At the Trussell Trust’s research with people on universal credit, a father described his daily struggles to keep his family fed and clean. They told the charity: The children are fed, but my husband and I rarely do. I have not paid my water bill, but at the end of the month I will have to stop paying another bill as food prices are rising rapidly.” The family worried about running out of gas and electricity, which were on key meters: “So that’s it until Monday, even with no lights on and technology on minimum. I’m hand washing everything outside in buckets to save money.”

The damage this current crisis is inflicting is exacerbated because it comes on the heels of the disproportionate impacts of the pandemic on people already struggling. workers in poverty bore the brunt of Covid-related job losses and falling revenue. During the pandemic, high-income people tended to maintain their salaries and even accumulate savings, while low-income people were forced to borrow more to cover costs which increased as his income fell.

The vulnerability of these people first to the pandemic and then to the cost of living crisis was further increased due to the long-term trend of increasing levels of extreme poverty. Research from the Joseph Rowntree Foundation found that between 2017 and 2019, homelessness in the UK increased by 54 per cent.

In the midst of all this, support is stretching past the breaking point. Last August, NHS chiefs wrote to the chancellor warning that the cost-of-living crisis was about to become an NHS crisis, due to the impact of poverty on people’s health. This additional pressure on an already overburdened health service has likely increased further over the last year.

A shocking culmination of all this was the revelation that food banks in the Trussell Trust network had provided nearly 3 million packs last year, with one million of these for children. This was a 37 per cent increase in the number of emergency packs distributed the previous year, reflecting a record level of need seen in all parts of the UK. But our numbers (backed up by other research on extreme poverty and hardship) show that this is not a sudden emergency: it is the latest chapter in a longer-term crisis, the need for which has more than doubled in the last five years.

Food bank volunteers and staff have met every challenge and met every need. They will continue to do that, but they are tired. Many are tired to the bone. A food bank leader described it as a pressure cooker situation. Another, reflecting on the “peaks and valleys of demand” in the monthly data, said of this year: “Unfortunately, we have reached a new level that we never wanted to reach.”

Every day it becomes clearer to all of us that food banks and charitable support are not the solution. Food inflation is forecast to fall, following reductions in the cost of inputs such as energy and raw materials, but that will not end this crisis. Millions of people will continue to be unable to pay for essentials, trapped in dire situations, until we offer real and sustainable solutions, starting with reform universal credit.

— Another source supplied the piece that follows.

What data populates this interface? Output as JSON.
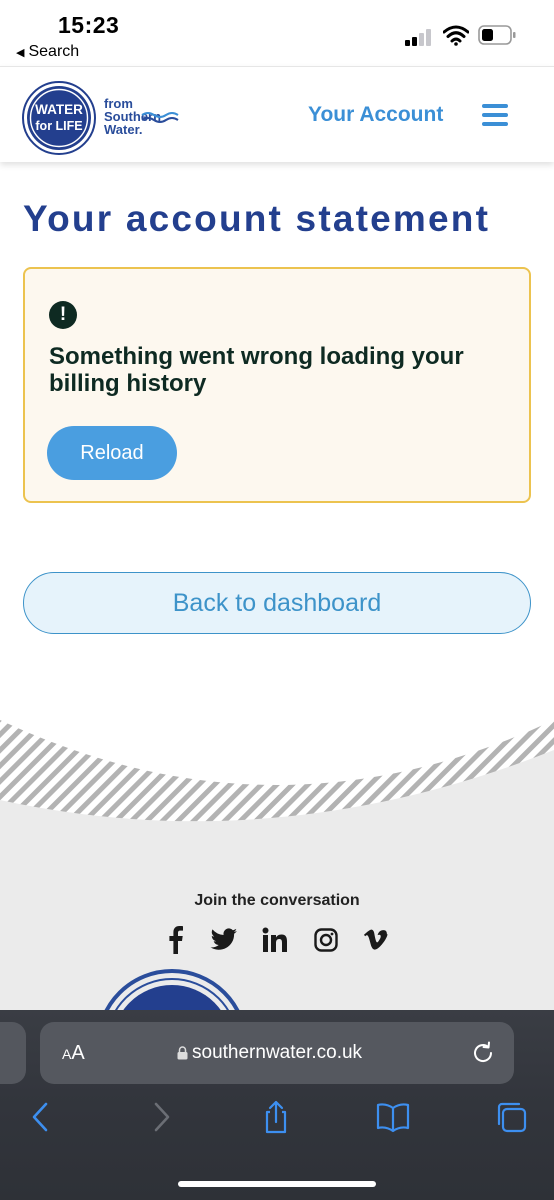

It seems incredible that the level of this benefit is not established with reference to the actual essentials of life, but that is the situation. The result is that the current rate has fallen significantly below the costs of food, clothing, and basic household items such as cleaning supplies. We have calculated that a single adult needs £120 a week to cover these costs, but the universal credit provides only £85.

Charities simply cannot address the root causes of this unacceptable hardship on their own – we can never do enough to turn back the tide of hunger.